Images include a figure with a hammer attacking the star and crescent symbol alongside the words 'Smash Islam', and a clenched fist covered in a Union flag.
Another shows a young white girl surrounded by figures in burkhas with their backs to the camera and is captioned: "Britain 2050: Why didn't you stop them grandad?"
The yellow vest movement began in France last year as a protest against fuel taxes.
Mr Cowie says his group was contacted by the Yellow Vest Movement of Great Britain and Northern Ireland proposing a joint City Hall rally.
"But when we went on their page and saw their material was xenophobic and anti-immigration, we distanced ourselves," he said.
"I personally think that the material on their page was disgusting. They seem like a right-wing/far-right group trying to utilise the yellow vest movement for their own ends.
"We turned down the offer so they couldn't hijack our event.
"We're not in any way supportive of those ideas. We don't want anyone from the far-right to turn up at our event. It's a non-violent, peaceful protest.

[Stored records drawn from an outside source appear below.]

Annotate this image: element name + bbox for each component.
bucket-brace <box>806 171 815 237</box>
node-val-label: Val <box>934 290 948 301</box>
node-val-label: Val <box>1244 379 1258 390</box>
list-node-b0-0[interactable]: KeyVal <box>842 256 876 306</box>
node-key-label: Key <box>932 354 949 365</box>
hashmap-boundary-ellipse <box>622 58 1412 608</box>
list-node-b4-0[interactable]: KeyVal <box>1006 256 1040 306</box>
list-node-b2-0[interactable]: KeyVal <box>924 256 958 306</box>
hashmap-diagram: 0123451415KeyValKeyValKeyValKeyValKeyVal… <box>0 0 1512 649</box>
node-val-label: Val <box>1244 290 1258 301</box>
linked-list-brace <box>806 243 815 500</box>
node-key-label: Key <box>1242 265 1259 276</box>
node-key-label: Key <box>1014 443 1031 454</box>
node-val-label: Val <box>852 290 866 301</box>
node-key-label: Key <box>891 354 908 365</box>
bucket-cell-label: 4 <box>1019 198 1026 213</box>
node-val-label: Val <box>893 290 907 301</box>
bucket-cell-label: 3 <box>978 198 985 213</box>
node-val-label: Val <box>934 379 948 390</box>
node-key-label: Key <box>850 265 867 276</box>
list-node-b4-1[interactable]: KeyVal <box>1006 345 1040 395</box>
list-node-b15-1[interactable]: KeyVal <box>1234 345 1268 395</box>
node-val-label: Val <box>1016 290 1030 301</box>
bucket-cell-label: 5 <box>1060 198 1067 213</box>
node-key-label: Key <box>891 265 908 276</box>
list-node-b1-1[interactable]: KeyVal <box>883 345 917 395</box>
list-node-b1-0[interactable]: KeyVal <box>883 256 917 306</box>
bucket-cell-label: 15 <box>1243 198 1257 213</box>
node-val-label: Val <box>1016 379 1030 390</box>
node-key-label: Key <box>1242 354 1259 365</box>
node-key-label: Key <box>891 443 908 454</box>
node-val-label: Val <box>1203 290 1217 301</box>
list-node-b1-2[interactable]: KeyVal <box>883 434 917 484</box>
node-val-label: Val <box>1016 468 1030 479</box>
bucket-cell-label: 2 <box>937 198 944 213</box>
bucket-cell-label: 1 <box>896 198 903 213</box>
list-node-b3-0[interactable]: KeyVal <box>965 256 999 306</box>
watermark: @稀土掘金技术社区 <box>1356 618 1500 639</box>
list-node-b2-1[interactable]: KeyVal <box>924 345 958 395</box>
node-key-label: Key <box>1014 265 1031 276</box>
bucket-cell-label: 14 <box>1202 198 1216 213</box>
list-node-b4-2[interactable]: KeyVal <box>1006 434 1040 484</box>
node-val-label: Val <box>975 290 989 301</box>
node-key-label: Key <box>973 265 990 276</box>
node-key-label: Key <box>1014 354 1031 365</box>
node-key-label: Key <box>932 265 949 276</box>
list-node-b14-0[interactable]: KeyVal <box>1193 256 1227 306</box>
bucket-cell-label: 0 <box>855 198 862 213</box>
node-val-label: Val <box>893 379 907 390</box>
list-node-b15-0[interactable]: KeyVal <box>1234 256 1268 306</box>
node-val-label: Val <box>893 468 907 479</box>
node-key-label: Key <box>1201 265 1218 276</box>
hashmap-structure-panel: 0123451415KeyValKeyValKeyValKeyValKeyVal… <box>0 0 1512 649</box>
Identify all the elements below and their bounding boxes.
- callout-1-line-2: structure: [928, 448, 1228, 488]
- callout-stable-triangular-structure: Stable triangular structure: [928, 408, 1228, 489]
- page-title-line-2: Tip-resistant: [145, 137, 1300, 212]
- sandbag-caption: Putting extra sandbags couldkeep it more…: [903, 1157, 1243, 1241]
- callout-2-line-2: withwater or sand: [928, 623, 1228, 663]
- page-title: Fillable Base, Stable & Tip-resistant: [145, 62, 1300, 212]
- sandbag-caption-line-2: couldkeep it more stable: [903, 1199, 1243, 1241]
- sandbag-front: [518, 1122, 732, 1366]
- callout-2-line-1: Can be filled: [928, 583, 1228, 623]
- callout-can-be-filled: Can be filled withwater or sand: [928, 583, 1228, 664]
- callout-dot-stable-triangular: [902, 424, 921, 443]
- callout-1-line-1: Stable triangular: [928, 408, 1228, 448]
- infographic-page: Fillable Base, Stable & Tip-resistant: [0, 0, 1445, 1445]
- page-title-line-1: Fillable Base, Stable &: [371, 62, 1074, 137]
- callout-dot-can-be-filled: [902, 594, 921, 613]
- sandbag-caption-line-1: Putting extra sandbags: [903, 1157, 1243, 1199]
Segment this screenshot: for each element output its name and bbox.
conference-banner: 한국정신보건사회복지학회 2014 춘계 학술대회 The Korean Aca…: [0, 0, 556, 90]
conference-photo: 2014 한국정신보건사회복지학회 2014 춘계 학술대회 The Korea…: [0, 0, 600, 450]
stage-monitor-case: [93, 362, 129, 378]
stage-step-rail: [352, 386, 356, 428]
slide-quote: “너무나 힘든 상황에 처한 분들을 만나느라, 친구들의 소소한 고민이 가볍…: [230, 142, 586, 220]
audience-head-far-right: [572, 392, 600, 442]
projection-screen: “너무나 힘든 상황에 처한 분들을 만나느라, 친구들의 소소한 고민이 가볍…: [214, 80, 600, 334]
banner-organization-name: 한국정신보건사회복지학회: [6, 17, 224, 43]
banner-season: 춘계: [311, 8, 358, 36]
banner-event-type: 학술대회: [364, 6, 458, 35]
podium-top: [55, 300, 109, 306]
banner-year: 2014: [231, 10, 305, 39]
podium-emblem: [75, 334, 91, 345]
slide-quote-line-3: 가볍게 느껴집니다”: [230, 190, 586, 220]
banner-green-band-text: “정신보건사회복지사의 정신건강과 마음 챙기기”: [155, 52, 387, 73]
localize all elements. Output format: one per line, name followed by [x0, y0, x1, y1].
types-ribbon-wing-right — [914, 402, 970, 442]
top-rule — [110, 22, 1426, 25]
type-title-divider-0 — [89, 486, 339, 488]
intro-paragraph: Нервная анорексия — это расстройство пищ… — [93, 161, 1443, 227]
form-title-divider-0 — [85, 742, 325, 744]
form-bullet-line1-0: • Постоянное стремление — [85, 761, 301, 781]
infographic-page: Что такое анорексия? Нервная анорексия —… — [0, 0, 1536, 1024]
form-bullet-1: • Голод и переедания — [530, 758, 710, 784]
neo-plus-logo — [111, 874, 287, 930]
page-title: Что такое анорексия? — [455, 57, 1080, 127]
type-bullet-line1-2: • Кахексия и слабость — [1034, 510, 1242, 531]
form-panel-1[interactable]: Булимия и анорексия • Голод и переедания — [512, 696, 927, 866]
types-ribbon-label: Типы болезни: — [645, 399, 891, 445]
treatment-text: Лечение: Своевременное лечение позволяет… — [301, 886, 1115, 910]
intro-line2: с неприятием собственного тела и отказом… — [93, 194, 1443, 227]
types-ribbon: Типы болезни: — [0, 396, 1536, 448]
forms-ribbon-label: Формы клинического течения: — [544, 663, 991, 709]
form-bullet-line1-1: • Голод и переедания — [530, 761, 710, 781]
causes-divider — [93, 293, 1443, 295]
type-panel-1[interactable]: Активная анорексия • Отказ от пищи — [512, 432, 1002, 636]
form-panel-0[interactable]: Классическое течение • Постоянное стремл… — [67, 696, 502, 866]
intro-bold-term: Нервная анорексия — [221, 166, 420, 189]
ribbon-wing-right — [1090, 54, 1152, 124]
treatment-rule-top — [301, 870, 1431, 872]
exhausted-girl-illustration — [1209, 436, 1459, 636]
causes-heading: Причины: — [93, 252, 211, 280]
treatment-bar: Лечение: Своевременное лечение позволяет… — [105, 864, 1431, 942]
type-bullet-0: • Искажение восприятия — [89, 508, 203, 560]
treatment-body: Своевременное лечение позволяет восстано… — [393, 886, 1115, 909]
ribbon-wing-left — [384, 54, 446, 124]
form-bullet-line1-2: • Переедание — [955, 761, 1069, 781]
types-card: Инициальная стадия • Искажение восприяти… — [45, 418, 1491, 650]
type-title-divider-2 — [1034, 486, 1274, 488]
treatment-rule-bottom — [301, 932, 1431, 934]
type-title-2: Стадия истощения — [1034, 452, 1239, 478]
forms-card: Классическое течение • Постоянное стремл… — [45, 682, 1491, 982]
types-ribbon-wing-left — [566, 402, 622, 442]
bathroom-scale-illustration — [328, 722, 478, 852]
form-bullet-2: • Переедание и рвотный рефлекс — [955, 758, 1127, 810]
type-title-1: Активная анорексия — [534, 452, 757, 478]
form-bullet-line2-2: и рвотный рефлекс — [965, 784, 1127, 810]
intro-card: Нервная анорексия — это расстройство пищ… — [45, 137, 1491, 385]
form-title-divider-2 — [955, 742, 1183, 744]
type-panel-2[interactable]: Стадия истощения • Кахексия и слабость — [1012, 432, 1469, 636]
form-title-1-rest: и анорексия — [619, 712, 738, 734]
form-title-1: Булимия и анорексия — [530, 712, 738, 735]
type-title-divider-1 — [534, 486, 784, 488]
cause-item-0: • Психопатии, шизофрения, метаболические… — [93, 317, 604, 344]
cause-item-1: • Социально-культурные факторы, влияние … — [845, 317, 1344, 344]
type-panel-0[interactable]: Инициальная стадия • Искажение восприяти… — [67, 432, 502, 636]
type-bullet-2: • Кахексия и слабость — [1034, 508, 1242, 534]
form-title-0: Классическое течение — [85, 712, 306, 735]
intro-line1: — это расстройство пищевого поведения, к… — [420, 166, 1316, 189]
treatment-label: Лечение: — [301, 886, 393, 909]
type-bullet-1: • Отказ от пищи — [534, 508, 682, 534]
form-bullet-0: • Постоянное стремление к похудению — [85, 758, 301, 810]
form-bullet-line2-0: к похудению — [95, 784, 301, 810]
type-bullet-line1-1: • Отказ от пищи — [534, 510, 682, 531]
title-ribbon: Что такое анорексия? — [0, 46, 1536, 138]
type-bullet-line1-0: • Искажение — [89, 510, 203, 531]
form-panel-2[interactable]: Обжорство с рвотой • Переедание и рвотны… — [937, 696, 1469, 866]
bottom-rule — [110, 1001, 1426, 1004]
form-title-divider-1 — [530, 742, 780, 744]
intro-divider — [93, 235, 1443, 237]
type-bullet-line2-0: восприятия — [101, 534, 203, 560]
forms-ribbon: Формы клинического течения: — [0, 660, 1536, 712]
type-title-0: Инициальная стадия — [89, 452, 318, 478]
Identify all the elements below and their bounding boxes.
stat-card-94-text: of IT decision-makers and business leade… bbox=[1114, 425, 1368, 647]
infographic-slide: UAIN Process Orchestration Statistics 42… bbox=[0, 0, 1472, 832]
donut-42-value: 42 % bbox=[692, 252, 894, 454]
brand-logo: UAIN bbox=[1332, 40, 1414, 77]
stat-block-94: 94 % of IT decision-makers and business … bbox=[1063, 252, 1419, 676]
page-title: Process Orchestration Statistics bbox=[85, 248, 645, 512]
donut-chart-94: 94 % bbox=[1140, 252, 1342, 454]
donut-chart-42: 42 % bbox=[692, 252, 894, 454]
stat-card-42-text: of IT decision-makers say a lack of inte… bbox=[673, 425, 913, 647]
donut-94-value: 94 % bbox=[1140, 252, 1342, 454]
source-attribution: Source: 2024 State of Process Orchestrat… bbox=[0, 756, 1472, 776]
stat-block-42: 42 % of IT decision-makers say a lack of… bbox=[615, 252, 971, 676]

"These groups twist socio-economic inequality by trying to blame it on immigration, not the real causes, like wealth disparity. They use it as an opportunity for their own ends.
"Our protest is totally different. We support equality for ethnic groups, LGBT and trans rights, and abortion rights."
Speakers will be drawn from groups such as trade unions, equality groups and political parties.
"There could be between 100 and 300 people attending, potentially more," he added.
"This event is driven by frustration. It's time for change."
The call centre worker expects more 'yellow vest' events to be held here in future, but warned that others should also guard against their aims being distorted.
"Organisers have to be careful that they don't attract the far right or they don't jump on the bandwagon," he said.
"We were inspired by what happened in France, but not by the more unsavoury elements."